Even taking the “externality” argument at face value, there are negative and positive externalities involved when people decide to have more children. In addition to the downsides, myopic parents also aren’t taking into account the fact that their child might develop the cure for cancer or invent a new card game that sweeps the globe. Economist Steve Landsburg walks through the considerations and concludes that extra people, on net, probably confer greater “social benefits” than “social costs,” if we want to think this way about the problem.
Limits of Population Growth
You can try to apportion blame however you want, the argument goes, but the fact staring us in the face is that we live on a finite planet while there is no limit on the “natural” growth of population.
But it is simply a myth that the world is currently overpopulated. Certain cities are very crowded, but the people living in them have concluded that the advantages of city life—which derive in large part from being close to so many other productive people with varied skills and tastes—outweigh the disadvantages of high prices and congestion.
Currently, if you took the global population 7.6 billion and put them in Texas, each person would have about a thousand square feet of standing room—a bit more than a 30ft x 30ft plot of land.
Now critics can mock such calculations as a non sequitur, but the point is to underscore just how big the Earth is. For most people, taking an airplane or a long train ride will showcase a view of mostly empty space. And as humans become more proficient at exploiting the resources of the ocean and even covering its surface with cities, the physical “carrying capacity” of Earth will be even more gigantic.

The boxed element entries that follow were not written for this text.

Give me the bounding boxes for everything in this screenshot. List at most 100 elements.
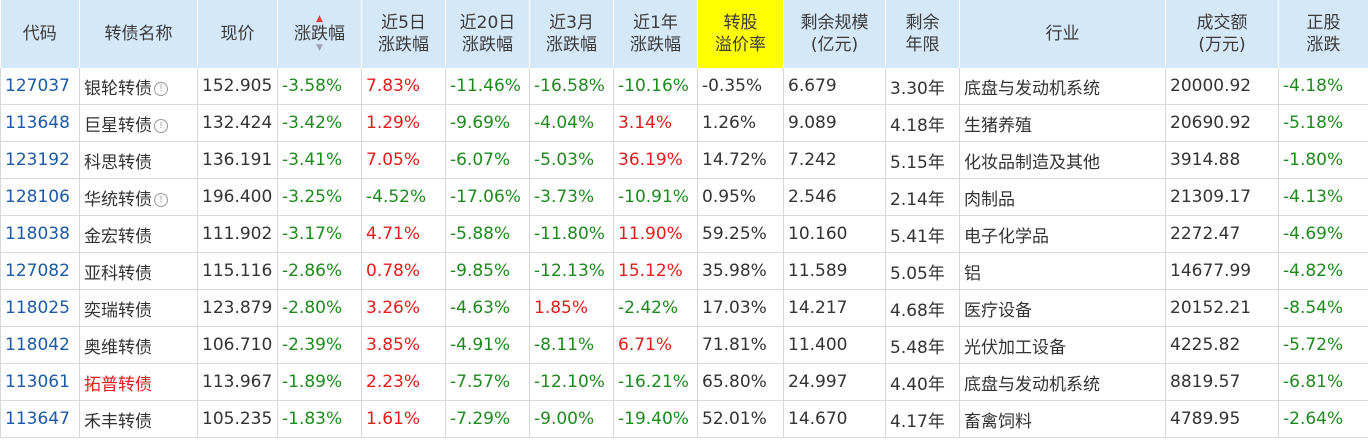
cell-premium: 14.72% <box>697 141 784 179</box>
cell-stock-chg: -4.69% <box>1278 215 1368 253</box>
cell-change: -3.42% <box>277 104 362 142</box>
cell-turnover: 3914.88 <box>1165 141 1279 179</box>
cell-chg5d: 4.71% <box>361 215 446 253</box>
cell-chg1y: 6.71% <box>613 326 698 364</box>
cell-stock-chg: -2.64% <box>1278 400 1368 438</box>
header-years[interactable]: 剩余 年限 <box>885 0 960 68</box>
cell-name[interactable]: 拓普转债 <box>79 363 198 401</box>
cell-premium: 52.01% <box>697 400 784 438</box>
cell-years: 5.48年 <box>885 326 960 364</box>
header-price[interactable]: 现价 <box>197 0 278 68</box>
header-code[interactable]: 代码 <box>0 0 80 68</box>
table-row[interactable]: 118025 奕瑞转债 123.879 -2.80% 3.26% -4.63% 1.85% -… <box>0 289 1368 327</box>
header-change[interactable]: ▲ 涨跌幅 ▼ <box>277 0 362 68</box>
cell-chg5d: 0.78% <box>361 252 446 290</box>
cell-premium: 71.81% <box>697 326 784 364</box>
cell-chg1y: 15.12% <box>613 252 698 290</box>
cell-turnover: 4789.95 <box>1165 400 1279 438</box>
cell-stock-chg: -4.82% <box>1278 252 1368 290</box>
table-row[interactable]: 127082 亚科转债 115.116 -2.86% 0.78% -9.85% -12.13… <box>0 252 1368 290</box>
cell-code[interactable]: 123192 <box>0 141 80 179</box>
cell-name[interactable]: 奕瑞转债 <box>79 289 198 327</box>
cell-chg3m: -12.13% <box>529 252 614 290</box>
header-chg1y[interactable]: 近1年 涨跌幅 <box>613 0 698 68</box>
cell-chg5d: -4.52% <box>361 178 446 216</box>
cell-change: -3.41% <box>277 141 362 179</box>
cell-scale: 11.589 <box>783 252 886 290</box>
cell-years: 4.18年 <box>885 104 960 142</box>
cell-name[interactable]: 巨星转债! <box>79 104 198 142</box>
table-row[interactable]: 123192 科思转债 136.191 -3.41% 7.05% -6.07% -5.03%… <box>0 141 1368 179</box>
cell-scale: 9.089 <box>783 104 886 142</box>
cell-change: -3.25% <box>277 178 362 216</box>
table-row[interactable]: 118038 金宏转债 111.902 -3.17% 4.71% -5.88% -11.80… <box>0 215 1368 253</box>
cell-premium: 17.03% <box>697 289 784 327</box>
cell-chg1y: -19.40% <box>613 400 698 438</box>
cell-name[interactable]: 银轮转债! <box>79 68 198 105</box>
table-row[interactable]: 127037 银轮转债! 152.905 -3.58% 7.83% -11.46% -16.… <box>0 68 1368 105</box>
cell-industry: 铝 <box>959 252 1166 290</box>
cell-name[interactable]: 华统转债! <box>79 178 198 216</box>
cell-industry: 化妆品制造及其他 <box>959 141 1166 179</box>
cell-years: 5.15年 <box>885 141 960 179</box>
header-scale[interactable]: 剩余规模 (亿元) <box>783 0 886 68</box>
cell-years: 4.17年 <box>885 400 960 438</box>
header-stock-chg[interactable]: 正股 涨跌 <box>1278 0 1368 68</box>
cell-price: 152.905 <box>197 68 278 105</box>
cell-name[interactable]: 金宏转债 <box>79 215 198 253</box>
cell-chg3m: -5.03% <box>529 141 614 179</box>
table-row[interactable]: 113061 拓普转债 113.967 -1.89% 2.23% -7.57% -12.10… <box>0 363 1368 401</box>
cell-turnover: 14677.99 <box>1165 252 1279 290</box>
cell-code[interactable]: 113061 <box>0 363 80 401</box>
header-name[interactable]: 转债名称 <box>79 0 198 68</box>
info-icon[interactable]: ! <box>154 192 168 207</box>
cell-code[interactable]: 127082 <box>0 252 80 290</box>
info-icon[interactable]: ! <box>154 118 168 133</box>
cell-chg5d: 2.23% <box>361 363 446 401</box>
header-premium[interactable]: 转股 溢价率 <box>697 0 784 68</box>
cell-chg3m: 1.85% <box>529 289 614 327</box>
cell-price: 136.191 <box>197 141 278 179</box>
header-chg3m[interactable]: 近3月 涨跌幅 <box>529 0 614 68</box>
cell-name[interactable]: 禾丰转债 <box>79 400 198 438</box>
cell-chg1y: 3.14% <box>613 104 698 142</box>
sort-down-icon: ▼ <box>316 43 323 53</box>
cell-stock-chg: -5.72% <box>1278 326 1368 364</box>
cell-stock-chg: -5.18% <box>1278 104 1368 142</box>
table-row[interactable]: 128106 华统转债! 196.400 -3.25% -4.52% -17.06% -3.… <box>0 178 1368 216</box>
cell-name[interactable]: 奥维转债 <box>79 326 198 364</box>
cell-code[interactable]: 113647 <box>0 400 80 438</box>
header-turnover[interactable]: 成交额 (万元) <box>1165 0 1279 68</box>
cell-premium: 65.80% <box>697 363 784 401</box>
cell-chg20d: -4.91% <box>445 326 530 364</box>
header-chg20d[interactable]: 近20日 涨跌幅 <box>445 0 530 68</box>
cell-code[interactable]: 118038 <box>0 215 80 253</box>
cell-chg20d: -5.88% <box>445 215 530 253</box>
cell-premium: 1.26% <box>697 104 784 142</box>
info-icon[interactable]: ! <box>154 81 168 96</box>
cell-industry: 生猪养殖 <box>959 104 1166 142</box>
cell-change: -1.83% <box>277 400 362 438</box>
cell-change: -2.39% <box>277 326 362 364</box>
cell-code[interactable]: 113648 <box>0 104 80 142</box>
cell-stock-chg: -6.81% <box>1278 363 1368 401</box>
cell-chg5d: 7.83% <box>361 68 446 105</box>
cell-price: 196.400 <box>197 178 278 216</box>
cell-code[interactable]: 127037 <box>0 68 80 105</box>
cell-industry: 肉制品 <box>959 178 1166 216</box>
cell-name[interactable]: 科思转债 <box>79 141 198 179</box>
cell-turnover: 20152.21 <box>1165 289 1279 327</box>
cell-name[interactable]: 亚科转债 <box>79 252 198 290</box>
cell-code[interactable]: 118042 <box>0 326 80 364</box>
cell-code[interactable]: 128106 <box>0 178 80 216</box>
header-chg5d[interactable]: 近5日 涨跌幅 <box>361 0 446 68</box>
cell-code[interactable]: 118025 <box>0 289 80 327</box>
table-row[interactable]: 118042 奥维转债 106.710 -2.39% 3.85% -4.91% -8.11%… <box>0 326 1368 364</box>
cell-scale: 10.160 <box>783 215 886 253</box>
header-industry[interactable]: 行业 <box>959 0 1166 68</box>
table-row[interactable]: 113647 禾丰转债 105.235 -1.83% 1.61% -7.29% -9.00%… <box>0 400 1368 438</box>
table-row[interactable]: 113648 巨星转债! 132.424 -3.42% 1.29% -9.69% -4.04… <box>0 104 1368 142</box>
cell-chg1y: -10.16% <box>613 68 698 105</box>
cell-chg20d: -11.46% <box>445 68 530 105</box>
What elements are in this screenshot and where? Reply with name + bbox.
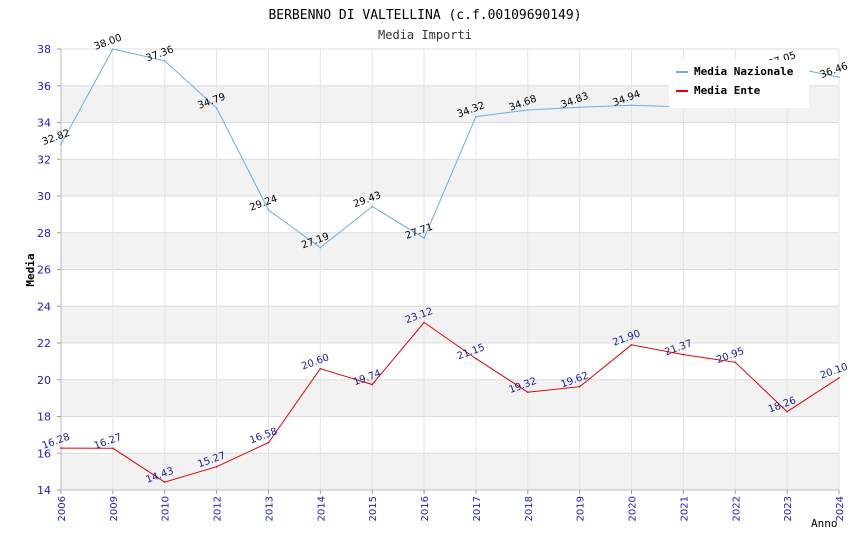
x-tick-label: 2014 <box>316 496 327 521</box>
legend-box <box>669 60 809 108</box>
data-label: 38.00 <box>93 33 124 53</box>
data-point <box>578 106 581 109</box>
data-label: 37.36 <box>145 44 176 64</box>
data-point <box>578 385 581 388</box>
x-tick-label: 2016 <box>420 496 431 521</box>
y-axis-label: Media <box>24 253 37 286</box>
x-tick-label: 2015 <box>368 496 379 521</box>
series-line-media-ente <box>60 321 840 483</box>
data-label: 21.15 <box>456 342 487 362</box>
x-tick-label: 2024 <box>835 496 846 521</box>
data-point <box>60 447 62 449</box>
x-tick-label: 2023 <box>783 496 794 521</box>
y-tick-label: 38 <box>37 43 51 56</box>
x-axis-ticks: 2006 2009 2010 2012 2013 2014 2015 2016 2017 2018… <box>57 496 846 521</box>
data-point <box>267 441 270 444</box>
x-tick-label: 2022 <box>731 496 742 521</box>
grid-band <box>61 306 839 343</box>
y-tick-label: 14 <box>37 484 51 497</box>
data-point <box>112 48 114 50</box>
data-point <box>112 447 114 450</box>
chart-title: BERBENNO DI VALTELLINA (c.f.00109690149) <box>268 8 581 23</box>
x-tick-label: 2020 <box>628 496 639 521</box>
x-tick-label: 2012 <box>213 496 224 521</box>
data-point <box>163 481 166 483</box>
data-point <box>371 205 374 208</box>
x-tick-label: 2017 <box>472 496 483 521</box>
y-tick-label: 16 <box>37 447 51 460</box>
data-label: 20.10 <box>819 361 850 381</box>
x-axis-label: Anno <box>811 517 838 530</box>
y-tick-label: 28 <box>37 227 51 240</box>
x-tick-label: 2018 <box>524 496 535 521</box>
data-point <box>630 104 633 107</box>
data-point <box>215 465 218 468</box>
data-point <box>475 115 477 118</box>
grid-band <box>61 232 839 270</box>
x-tick-label: 2021 <box>679 496 690 521</box>
y-tick-label: 32 <box>37 153 51 166</box>
data-point <box>527 109 529 111</box>
grid-bands <box>61 85 839 490</box>
data-point <box>267 209 270 211</box>
data-point <box>319 367 322 370</box>
x-tick-label: 2006 <box>57 496 68 521</box>
y-tick-label: 26 <box>37 264 51 277</box>
y-tick-label: 18 <box>37 411 51 424</box>
data-point <box>215 107 218 109</box>
data-point <box>838 76 840 79</box>
y-tick-label: 30 <box>37 190 51 203</box>
x-tick-label: 2013 <box>264 496 275 521</box>
grid-band <box>61 453 839 490</box>
data-label: 36.46 <box>819 61 850 81</box>
legend: Media Nazionale Media Ente <box>669 60 809 108</box>
data-point <box>60 143 62 145</box>
data-point <box>838 377 840 379</box>
y-tick-label: 22 <box>37 337 51 350</box>
y-tick-label: 36 <box>37 80 51 93</box>
data-point <box>163 59 166 62</box>
data-label: 32.82 <box>41 128 72 148</box>
data-point <box>682 353 685 356</box>
y-axis-ticks: 14 16 18 20 22 24 26 28 30 32 34 36 38 <box>37 43 51 497</box>
data-point <box>630 344 633 346</box>
chart-subtitle: Media Importi <box>378 28 472 42</box>
data-label: 16.28 <box>41 432 72 452</box>
data-label: 16.58 <box>248 426 279 446</box>
data-point <box>371 383 374 386</box>
y-tick-label: 24 <box>37 300 51 313</box>
grid-band <box>61 379 839 417</box>
data-point <box>734 361 737 364</box>
x-tick-label: 2009 <box>109 496 120 521</box>
x-tick-label: 2019 <box>576 496 587 521</box>
legend-label: Media Ente <box>694 84 761 97</box>
x-tick-label: 2010 <box>161 496 172 521</box>
data-label: 20.60 <box>300 352 331 372</box>
data-point <box>527 391 529 394</box>
data-point <box>475 357 477 360</box>
data-label: 20.95 <box>715 346 746 366</box>
data-point <box>423 237 425 239</box>
legend-label: Media Nazionale <box>694 65 794 78</box>
y-tick-label: 20 <box>37 374 51 387</box>
data-label: 29.24 <box>248 194 279 214</box>
data-label: 16.27 <box>93 432 124 452</box>
y-tick-label: 34 <box>37 117 51 130</box>
data-point <box>786 410 788 413</box>
data-point <box>423 321 425 324</box>
data-point <box>319 246 322 249</box>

In a famous 1798 essay, the classical economist Thomas Malthus argued that unchecked population growth would necessarily exceed food production in the long run, because at best food production would grow arithmetically (1, 2, 3, 4…) , while population grows geometrically (1, 2, 4, 8…). Because of his work, whether fairly or not, the term Malthusian has come to denote someone worried about rapid population growth overwhelming the finite resources of Mother Earth.
Yet history shows that Malthus’s “obvious” conjectures were simply mistaken. Even though the global population has grown tremendously since he penned his essay, total food production has grown faster still. Per capita output under any metric is far higher today than it was in the year 1800. Even though there is a sense in which Earth’s resources are finite, so far that hasn’t been a binding constraint. Human ingenuity has managed to do more with less, surprising the pessimists time and again.
The Most Powerful Resource
Maybe it's the case that Malthus was off on his timing. After all, we can certainly see the strain on ecosystems that humanity is causing more recently.
There will always be particular problems caused by change, and that includes a changing population. But so far, humanity has managed to stay ahead of the curve, with living conditions constantly improving (since the Industrial Revolution).
And the trend has continued into more modern times as well. In a famous 1980 wager, resource optimist Julian Simon—who viewed humans as brains, not bellies—challenged biologist Paul Ehrlich (author of the alarmist 1968 The Population Bomb) to pick five commodities. Over the course of 10 years, if the price increased, then Ehrlich would win, but if the price declined, then Simon would win. After conferring with a colleague who shared his pessimism, Ehrlich selected copper, chromium, nickel, tin, and tungsten as his commodities, and at the time said winning his bet would be “shooting fish in a barrel.” Yet by 1990, all five commodities had dropped in price, because—as Julian Simon had predicted—the human mind proved to be a more powerful resource than the physical materials buried in the ground.